Pop-up-Stores Neuer Glanz für leere Flächen

Immer mehr Unternehmen eröffnen Pop-up-Stores, um neue Kunden zu gewinnen oder ihre Produkte zu testen. Für Städte ist das eine große Chance, die Innenstädte wieder zu beleben.

Wer will kann im Popup-Store von Hermes noch eine persönliche Grußkarte mit ausgedrucktem Foto anfertigen und sie dem Paket beilegen. (Foto: Hermes/Andreas Friese)

Immer mehr Unternehmen eröffnen Pop-up-Stores, um neue Kunden zu gewinnen oder ihre Produkte zu testen. Für Städte ist das eine große Chance, die Innenstädte wieder zu beleben.

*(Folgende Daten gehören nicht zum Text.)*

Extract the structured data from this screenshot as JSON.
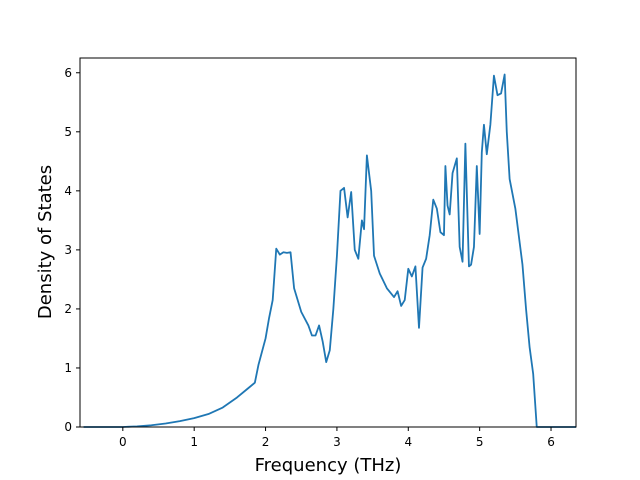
{
  "chart_data": {
    "type": "line",
    "title": "",
    "xlabel": "Frequency (THz)",
    "ylabel": "Density of States",
    "xlim": [
      -0.6,
      6.35
    ],
    "ylim": [
      0,
      6.25
    ],
    "xticks": [
      0,
      1,
      2,
      3,
      4,
      5,
      6
    ],
    "yticks": [
      0,
      1,
      2,
      3,
      4,
      5,
      6
    ],
    "grid": false,
    "legend": "none",
    "line_color": "#1f77b4",
    "series": [
      {
        "x": [
          -0.55,
          -0.3,
          0.0,
          0.2,
          0.4,
          0.6,
          0.8,
          1.0,
          1.2,
          1.4,
          1.6,
          1.75,
          1.85,
          1.9,
          2.0,
          2.05,
          2.1,
          2.15,
          2.2,
          2.25,
          2.3,
          2.35,
          2.4,
          2.5,
          2.6,
          2.65,
          2.7,
          2.75,
          2.8,
          2.85,
          2.9,
          2.95,
          3.0,
          3.05,
          3.1,
          3.15,
          3.2,
          3.25,
          3.3,
          3.35,
          3.38,
          3.42,
          3.48,
          3.52,
          3.6,
          3.7,
          3.8,
          3.85,
          3.9,
          3.95,
          4.0,
          4.05,
          4.1,
          4.15,
          4.2,
          4.25,
          4.3,
          4.35,
          4.4,
          4.45,
          4.5,
          4.52,
          4.55,
          4.58,
          4.62,
          4.68,
          4.72,
          4.76,
          4.8,
          4.85,
          4.88,
          4.92,
          4.96,
          5.0,
          5.03,
          5.06,
          5.1,
          5.15,
          5.2,
          5.25,
          5.3,
          5.35,
          5.38,
          5.42,
          5.5,
          5.6,
          5.65,
          5.7,
          5.75,
          5.8,
          5.85,
          6.0,
          6.35
        ],
        "y": [
          0,
          0,
          0,
          0.01,
          0.03,
          0.06,
          0.1,
          0.15,
          0.22,
          0.33,
          0.5,
          0.65,
          0.75,
          1.05,
          1.5,
          1.85,
          2.15,
          3.02,
          2.92,
          2.96,
          2.95,
          2.96,
          2.35,
          1.95,
          1.72,
          1.55,
          1.55,
          1.72,
          1.45,
          1.1,
          1.3,
          2.0,
          2.9,
          4.0,
          4.05,
          3.55,
          3.98,
          3.0,
          2.85,
          3.5,
          3.35,
          4.6,
          4.0,
          2.9,
          2.6,
          2.35,
          2.2,
          2.3,
          2.05,
          2.15,
          2.68,
          2.55,
          2.72,
          1.68,
          2.7,
          2.85,
          3.25,
          3.85,
          3.7,
          3.3,
          3.25,
          4.42,
          3.75,
          3.6,
          4.3,
          4.55,
          3.05,
          2.8,
          4.8,
          2.72,
          2.75,
          3.05,
          4.42,
          3.27,
          4.65,
          5.12,
          4.62,
          5.12,
          5.95,
          5.62,
          5.65,
          5.97,
          5.0,
          4.2,
          3.7,
          2.75,
          2.0,
          1.35,
          0.9,
          0.0,
          0.0,
          0.0,
          0.0
        ]
      }
    ]
  }
}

Im Sommer muss man sich hier zwischen Mango mit karamellisierter Minze, Schokolade-Guiness oder Karamell-Salz entscheiden. Jetzt liegen plötzlich Klamotten aus feinster Bio-Baumwolle im Schaufenster. Ein paar Wochen später sind es angesagte Wickelarmbänder oder Pflanzen. Kurzum: Wo im Sommer ein Eisladen mit seinen modernen Sorten lockt, präsentiert sich im Winter ein Pop-up-Store nach dem nächsten.

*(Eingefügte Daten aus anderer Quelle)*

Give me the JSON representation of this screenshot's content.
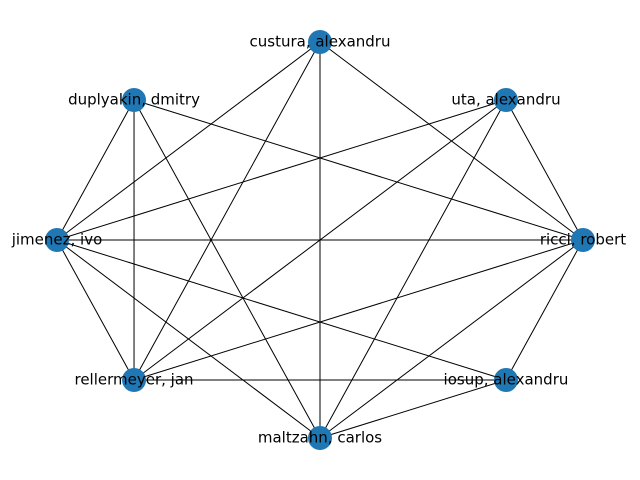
{
  "graph": {
    "node_color": "#1f77b4",
    "edge_color": "#000000",
    "nodes": [
      {
        "id": "ricci",
        "label": "ricci, robert"
      },
      {
        "id": "uta",
        "label": "uta, alexandru"
      },
      {
        "id": "custura",
        "label": "custura, alexandru"
      },
      {
        "id": "duplyakin",
        "label": "duplyakin, dmitry"
      },
      {
        "id": "jimenez",
        "label": "jimenez, ivo"
      },
      {
        "id": "rellermeyer",
        "label": "rellermeyer, jan"
      },
      {
        "id": "maltzahn",
        "label": "maltzahn, carlos"
      },
      {
        "id": "iosup",
        "label": "iosup, alexandru"
      }
    ],
    "edges": [
      [
        "custura",
        "jimenez"
      ],
      [
        "custura",
        "rellermeyer"
      ],
      [
        "custura",
        "maltzahn"
      ],
      [
        "custura",
        "ricci"
      ],
      [
        "duplyakin",
        "jimenez"
      ],
      [
        "duplyakin",
        "rellermeyer"
      ],
      [
        "duplyakin",
        "maltzahn"
      ],
      [
        "duplyakin",
        "ricci"
      ],
      [
        "uta",
        "jimenez"
      ],
      [
        "uta",
        "rellermeyer"
      ],
      [
        "uta",
        "maltzahn"
      ],
      [
        "uta",
        "ricci"
      ],
      [
        "jimenez",
        "ricci"
      ],
      [
        "jimenez",
        "rellermeyer"
      ],
      [
        "jimenez",
        "maltzahn"
      ],
      [
        "jimenez",
        "iosup"
      ],
      [
        "rellermeyer",
        "ricci"
      ],
      [
        "rellermeyer",
        "iosup"
      ],
      [
        "maltzahn",
        "ricci"
      ],
      [
        "maltzahn",
        "iosup"
      ],
      [
        "ricci",
        "iosup"
      ]
    ]
  }
}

Läden auf Zeit sind derzeit eine der meist genutzten Marketing-Strategien im Handel. In vielen Metropolen gehören diese Geschäfte längst zum Alltag, selbst große internationale Marken nutzen sie, um abseits ihrer eingesessenen Filialen auf ein bestimmtes Produkt, eine besondere Aktion oder einfach nur die Marke aufmerksam zu machen. Egal ob Ikea, Tommy Hilfiger, H&M oder Lidl – jede dieser bekannten Marken hat ihr Glück schon mit einem Pop-up-Store versucht. Aber auch unbekanntere Händler, die ihre Ware bisher ausschließlich im Internet vertrieben haben, nutzen gerne die Gelegenheit.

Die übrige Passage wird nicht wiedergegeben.